For 3 earnings periods now I cannot access my details my trips using the "EMAIL CSV" button on the desktop portal

As per usual, all efforts in reaching out to my partner have resulted in the usual bullsh*t that they aware of the problem.

CAN ANYBODY ELSE DOWNLOAD THEIR CSV TRIP DETAILS ???


----------



## Hugh G (Sep 22, 2016)

This CSV file used to have the following information:

Driver Name
Phone Number
Email
Type
Date
Description
Trip #
Fare
Surge
Toll
Misc
Other
Meter Rate
Gratuity
Commission
Tax on Fee
Total Payment
Uber is now so transparent there is nothing to see !

*What is being transparent?*
_When you're *transparent*, you invite trust by revealing that you have nothing to hide. 
You establish yourself as an honest, credible person in the eyes of others. 
The prospect of *being* open and vulnerable may make you nervous, but the digital revolution has made *transparency* a matter of survival.
_​So can we now assume safely that UBER has something to hide ?


----------



## Who is John Galt? (Sep 28, 2016)

Hugh G said:


> Uber is now so transparent there is nothing to see !
> *What is being transparent?*
> _When you're *transparent*, you invite trust by revealing that you have nothing to hide.
> You establish yourself as an honest, credible person in the eyes of others._
> So can we no assume safely that UBER has something to hide ?​


Seriously Hugh. These are absolutely outrageous accusations! *Outrageous!*

I would request you to tread very carefully with such allegations. Very carefully!

I hope I'm wrong, but it seems you are inferring that there was a time when Über could be trusted. Please reconsider your position.

.


----------



## Hugh G (Sep 22, 2016)

Enquiries have again come back indicating the UBERNAUTS are aware of the problem !

Is it also just a coincidence that Driver's Weekly Reports on the APP stopped functioning around the same time in April ??

Any ideas why UBER are withholding a file that contains the breakdown of each fare ?

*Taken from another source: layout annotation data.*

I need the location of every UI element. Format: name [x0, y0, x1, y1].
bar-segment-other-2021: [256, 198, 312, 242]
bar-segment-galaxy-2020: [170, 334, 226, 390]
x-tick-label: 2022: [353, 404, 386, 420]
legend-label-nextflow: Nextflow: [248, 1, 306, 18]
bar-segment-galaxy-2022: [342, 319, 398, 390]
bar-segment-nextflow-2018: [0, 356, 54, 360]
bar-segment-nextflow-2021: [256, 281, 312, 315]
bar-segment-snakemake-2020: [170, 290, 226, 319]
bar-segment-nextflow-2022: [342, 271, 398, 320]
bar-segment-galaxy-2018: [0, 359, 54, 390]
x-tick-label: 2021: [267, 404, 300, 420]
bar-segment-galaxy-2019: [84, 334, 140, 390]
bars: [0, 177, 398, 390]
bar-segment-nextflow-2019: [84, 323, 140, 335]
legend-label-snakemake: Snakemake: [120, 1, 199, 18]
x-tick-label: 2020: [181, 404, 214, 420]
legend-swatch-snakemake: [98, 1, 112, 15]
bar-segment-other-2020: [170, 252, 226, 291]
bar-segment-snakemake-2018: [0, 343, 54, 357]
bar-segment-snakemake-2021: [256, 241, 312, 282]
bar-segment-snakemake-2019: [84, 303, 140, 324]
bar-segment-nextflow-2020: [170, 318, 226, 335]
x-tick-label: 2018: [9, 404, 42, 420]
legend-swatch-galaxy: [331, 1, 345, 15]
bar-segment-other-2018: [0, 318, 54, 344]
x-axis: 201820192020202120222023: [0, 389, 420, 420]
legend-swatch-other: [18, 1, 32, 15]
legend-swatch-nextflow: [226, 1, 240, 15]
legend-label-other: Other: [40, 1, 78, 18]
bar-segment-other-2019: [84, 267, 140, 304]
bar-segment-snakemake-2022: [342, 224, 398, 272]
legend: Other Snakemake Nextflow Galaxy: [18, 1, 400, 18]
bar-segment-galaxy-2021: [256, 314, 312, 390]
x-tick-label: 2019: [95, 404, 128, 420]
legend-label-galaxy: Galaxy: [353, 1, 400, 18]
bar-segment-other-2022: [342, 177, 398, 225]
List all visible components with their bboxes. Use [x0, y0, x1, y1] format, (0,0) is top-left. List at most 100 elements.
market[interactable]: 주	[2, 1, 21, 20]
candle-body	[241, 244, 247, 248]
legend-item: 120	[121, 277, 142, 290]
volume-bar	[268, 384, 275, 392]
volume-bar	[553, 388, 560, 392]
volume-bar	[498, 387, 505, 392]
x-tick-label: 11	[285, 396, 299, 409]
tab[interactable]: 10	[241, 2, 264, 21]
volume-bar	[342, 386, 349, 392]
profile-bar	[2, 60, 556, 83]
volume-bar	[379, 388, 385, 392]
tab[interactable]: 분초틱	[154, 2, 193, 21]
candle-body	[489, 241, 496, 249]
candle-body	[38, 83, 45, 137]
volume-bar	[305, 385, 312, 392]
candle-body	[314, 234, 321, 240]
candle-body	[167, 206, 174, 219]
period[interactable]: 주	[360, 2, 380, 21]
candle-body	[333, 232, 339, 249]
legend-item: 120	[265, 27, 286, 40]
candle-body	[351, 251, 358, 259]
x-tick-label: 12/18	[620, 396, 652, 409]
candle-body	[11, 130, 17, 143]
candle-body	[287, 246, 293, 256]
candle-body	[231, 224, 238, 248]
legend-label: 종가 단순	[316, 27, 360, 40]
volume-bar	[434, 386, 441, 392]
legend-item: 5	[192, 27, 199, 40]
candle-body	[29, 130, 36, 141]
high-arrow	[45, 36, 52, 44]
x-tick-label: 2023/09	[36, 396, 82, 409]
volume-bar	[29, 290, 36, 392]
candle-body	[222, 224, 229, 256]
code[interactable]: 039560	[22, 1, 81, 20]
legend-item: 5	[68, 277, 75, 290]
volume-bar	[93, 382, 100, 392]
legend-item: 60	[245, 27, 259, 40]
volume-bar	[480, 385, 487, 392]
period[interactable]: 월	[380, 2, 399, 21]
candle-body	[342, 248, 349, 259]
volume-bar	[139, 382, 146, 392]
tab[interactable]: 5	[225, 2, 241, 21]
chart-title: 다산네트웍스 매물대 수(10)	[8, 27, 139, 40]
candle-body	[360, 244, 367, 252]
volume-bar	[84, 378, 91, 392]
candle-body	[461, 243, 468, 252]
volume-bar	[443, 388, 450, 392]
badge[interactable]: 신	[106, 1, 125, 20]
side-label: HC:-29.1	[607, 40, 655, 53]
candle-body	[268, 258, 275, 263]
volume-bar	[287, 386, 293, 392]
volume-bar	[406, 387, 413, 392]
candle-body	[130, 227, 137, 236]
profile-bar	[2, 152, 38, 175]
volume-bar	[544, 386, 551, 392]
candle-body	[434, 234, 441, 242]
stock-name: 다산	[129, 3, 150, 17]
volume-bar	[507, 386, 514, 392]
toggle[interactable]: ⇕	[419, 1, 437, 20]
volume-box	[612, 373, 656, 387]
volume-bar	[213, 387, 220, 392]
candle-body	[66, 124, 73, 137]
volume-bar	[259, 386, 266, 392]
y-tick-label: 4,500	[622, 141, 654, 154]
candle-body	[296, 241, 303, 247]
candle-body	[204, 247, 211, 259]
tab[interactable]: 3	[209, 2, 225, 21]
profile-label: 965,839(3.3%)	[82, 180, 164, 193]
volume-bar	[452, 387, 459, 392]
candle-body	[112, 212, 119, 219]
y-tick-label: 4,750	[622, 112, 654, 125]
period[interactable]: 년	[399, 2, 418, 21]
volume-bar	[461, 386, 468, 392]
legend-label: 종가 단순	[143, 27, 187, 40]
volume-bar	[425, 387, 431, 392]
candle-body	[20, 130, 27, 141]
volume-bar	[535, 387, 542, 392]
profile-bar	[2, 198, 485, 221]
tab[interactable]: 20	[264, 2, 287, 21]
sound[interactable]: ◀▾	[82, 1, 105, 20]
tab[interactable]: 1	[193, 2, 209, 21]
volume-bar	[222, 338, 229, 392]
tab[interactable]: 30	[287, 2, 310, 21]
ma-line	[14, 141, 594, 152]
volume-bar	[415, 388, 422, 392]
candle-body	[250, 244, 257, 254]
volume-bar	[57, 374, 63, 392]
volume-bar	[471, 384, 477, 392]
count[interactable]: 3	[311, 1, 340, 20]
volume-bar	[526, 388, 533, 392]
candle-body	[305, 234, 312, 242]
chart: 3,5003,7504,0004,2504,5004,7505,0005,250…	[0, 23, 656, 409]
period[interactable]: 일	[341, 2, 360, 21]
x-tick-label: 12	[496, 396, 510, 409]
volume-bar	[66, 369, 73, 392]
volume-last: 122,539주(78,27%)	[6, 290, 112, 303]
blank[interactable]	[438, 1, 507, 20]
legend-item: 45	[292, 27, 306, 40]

This CSV file used to have the following information:

Driver Name
Phone Number
Email
Type
Date
Description
Trip #
Fare
Surge
Toll
Misc
Other
Meter Rate
Gratuity
Commission
Tax on Fee
Total Payment
I think with the introduction of POO and UPFRONT PRICING our partner is taking a bigger slice of the pie and withholding any evidence that we could query them about the fare breakdown.


----------



## Hugh G (Sep 22, 2016)

Hugh G said:


> I think with the introduction of POO and UPFRONT PRICING our partner is taking a bigger slice of the pie and withholding any evidence that we could query them about the fare breakdown.


Uber have now reinstated the CSV function










EDITED --> However when the CSV contents are initially examined column headings/location appear to vary depending on fare breakdown/type


----------